Reverse T.S. Eliot's formula. This is how the world goes, not with a whimper, but a bang.
It's a popular enough notion in the US, one shared by 50 million evangelicals who believe in the doctrines of the Rapture (in which true believers are taken up to heaven) and Armageddon (the final battle between Good and Evil). Some of these people are survivalists, a group who have always been part of American culture, but the growing trend is survivalism-lite, as the Guardian newspaper found earlier this month .
Given that such currents are swirling around here, as much heavy telly ordnance as was available on a Saturday afternoon was assembled to meet the crisis. CNN anchor Rick Sanchez did a good job translating the Spanish reports as they came from radio stations in Chile, but later he worked himself into a lather worrying about the magnitude of the quake (larger than Haiti's), and the absence of information from coastal areas. "This could be so much worse than we thought."
Weatherman Chad Myers then took some time to explain why this wasn't possible.
The desire for things to be "much worse than we thought" is a temperamental twist you must fight in news, but perhaps it's generational too.

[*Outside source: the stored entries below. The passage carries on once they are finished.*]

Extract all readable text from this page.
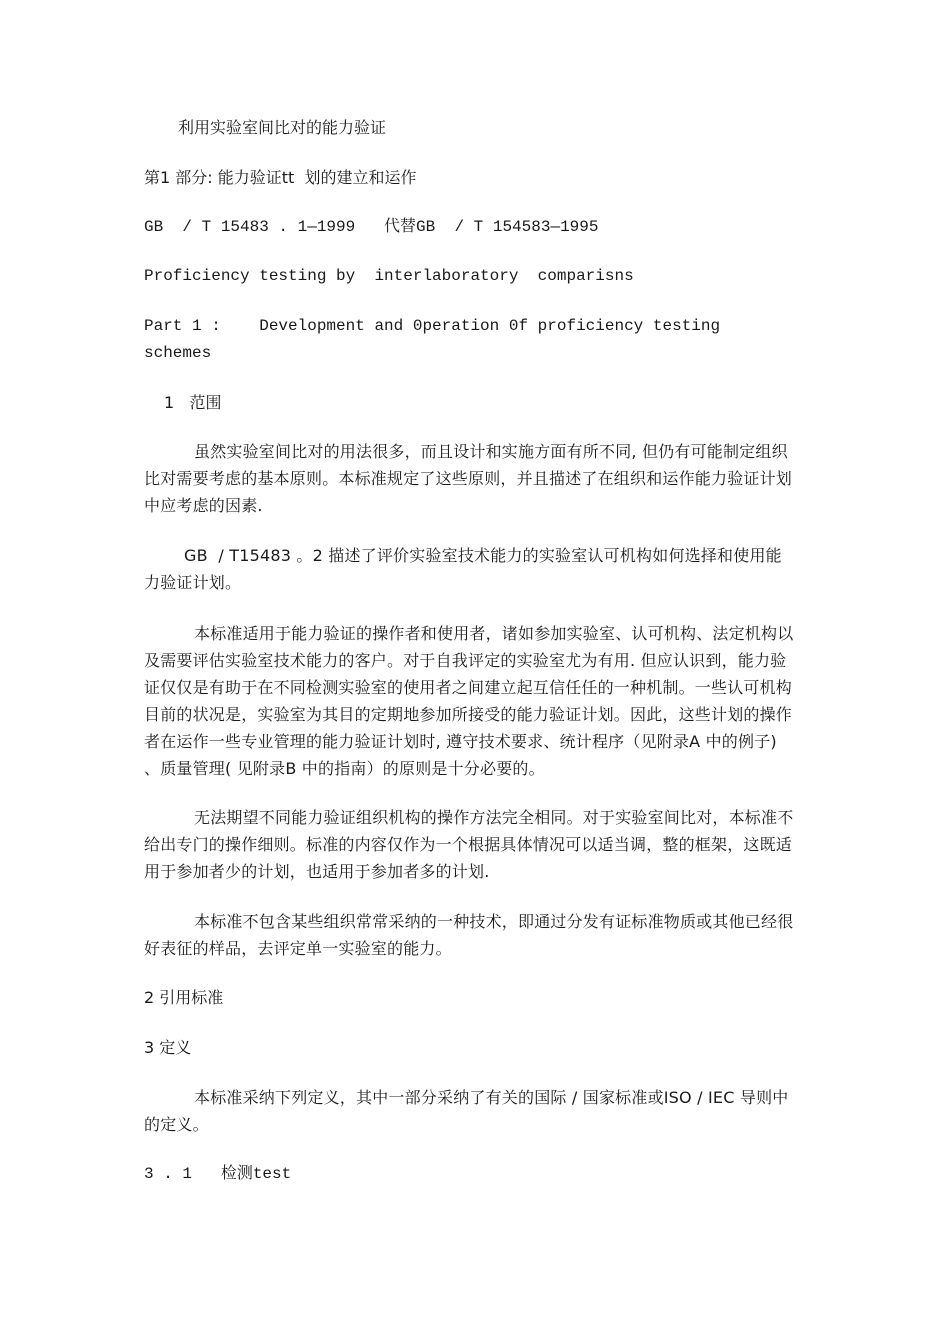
利用实验室间比对的能力验证

第1 部分: 能力验证tt  划的建立和运作

GB  / T 15483 . 1—1999   代替GB  / T 154583—1995

Proficiency testing by  interlaboratory  comparisns

Part 1 :    Development and 0peration 0f proficiency testing schemes

1   范围

虽然实验室间比对的用法很多，而且设计和实施方面有所不同, 但仍有可能制定组织比对需要考虑的基本原则。本标准规定了这些原则，并且描述了在组织和运作能力验证计划中应考虑的因素.

GB  / T15483 。2 描述了评价实验室技术能力的实验室认可机构如何选择和使用能力验证计划。

本标准适用于能力验证的操作者和使用者，诸如参加实验室、认可机构、法定机构以及需要评估实验室技术能力的客户。对于自我评定的实验室尤为有用. 但应认识到，能力验证仅仅是有助于在不同检测实验室的使用者之间建立起互信任任的一种机制。一些认可机构目前的状况是，实验室为其目的定期地参加所接受的能力验证计划。因此，这些计划的操作者在运作一些专业管理的能力验证计划时, 遵守技术要求、统计程序（见附录A 中的例子) 、质量管理( 见附录B 中的指南）的原则是十分必要的。

无法期望不同能力验证组织机构的操作方法完全相同。对于实验室间比对，本标准不给出专门的操作细则。标准的内容仅作为一个根据具体情况可以适当调，整的框架，这既适用于参加者少的计划，也适用于参加者多的计划.

本标准不包含某些组织常常采纳的一种技术，即通过分发有证标准物质或其他已经很好表征的样品，去评定单一实验室的能力。

2 引用标准

3 定义

本标准采纳下列定义，其中一部分采纳了有关的国际 / 国家标准或ISO / IEC 导则中的定义。

3 . 1   检测test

In recent times the idea that we might perish in a cosmic-sized conflagration was given its best validation, I think, from the Cold War. The pervasive neurosis was that the world would terminate in an ideologically-fuelled nuclear cataclysm. I remember magazine articles from the time that relied on scary statistics about the number of times the globe could be turned into an atomic pyre. This was the late '70s, and everything was elemental.

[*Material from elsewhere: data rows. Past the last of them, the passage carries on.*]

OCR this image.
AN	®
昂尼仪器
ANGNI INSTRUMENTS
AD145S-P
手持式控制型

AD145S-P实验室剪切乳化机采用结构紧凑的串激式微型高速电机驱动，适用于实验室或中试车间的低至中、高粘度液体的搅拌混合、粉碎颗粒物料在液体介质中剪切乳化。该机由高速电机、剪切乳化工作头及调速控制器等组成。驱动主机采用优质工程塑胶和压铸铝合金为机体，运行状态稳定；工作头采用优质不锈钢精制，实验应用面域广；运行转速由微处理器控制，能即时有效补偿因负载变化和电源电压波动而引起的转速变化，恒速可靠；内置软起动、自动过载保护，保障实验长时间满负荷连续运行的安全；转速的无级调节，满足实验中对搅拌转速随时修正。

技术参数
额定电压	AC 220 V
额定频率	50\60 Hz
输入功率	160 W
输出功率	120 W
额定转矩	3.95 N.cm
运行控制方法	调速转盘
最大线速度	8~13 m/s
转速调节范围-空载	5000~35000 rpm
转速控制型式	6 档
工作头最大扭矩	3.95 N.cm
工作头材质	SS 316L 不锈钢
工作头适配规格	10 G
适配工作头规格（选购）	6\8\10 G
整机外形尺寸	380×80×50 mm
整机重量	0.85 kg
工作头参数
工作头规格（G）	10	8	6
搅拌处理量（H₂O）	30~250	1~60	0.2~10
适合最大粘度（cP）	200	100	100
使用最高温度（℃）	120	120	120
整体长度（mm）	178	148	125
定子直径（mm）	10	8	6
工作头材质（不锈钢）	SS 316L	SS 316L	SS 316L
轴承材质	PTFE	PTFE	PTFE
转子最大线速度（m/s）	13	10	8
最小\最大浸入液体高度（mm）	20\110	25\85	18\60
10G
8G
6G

Or, as someone much younger recently teased me, "Did you really think you'd die in a nuclear war?"
I did; I still might, dear; you'll be sorry.
The Cold War waddled off to History's rubbish bin, but the apocalypse hasn't, it's just assumed different forms: Environmental apocalypse, moral apocalypse, natural apocalypse. All of these dangers may well be prophetic, but how we greet them more likely reflects the banality of contemporary urban life, the dreariness of the supermarket aisle/traffic light/mortgage payments. A desire for something beyond ourselves, in other words: The more spectacular, the better.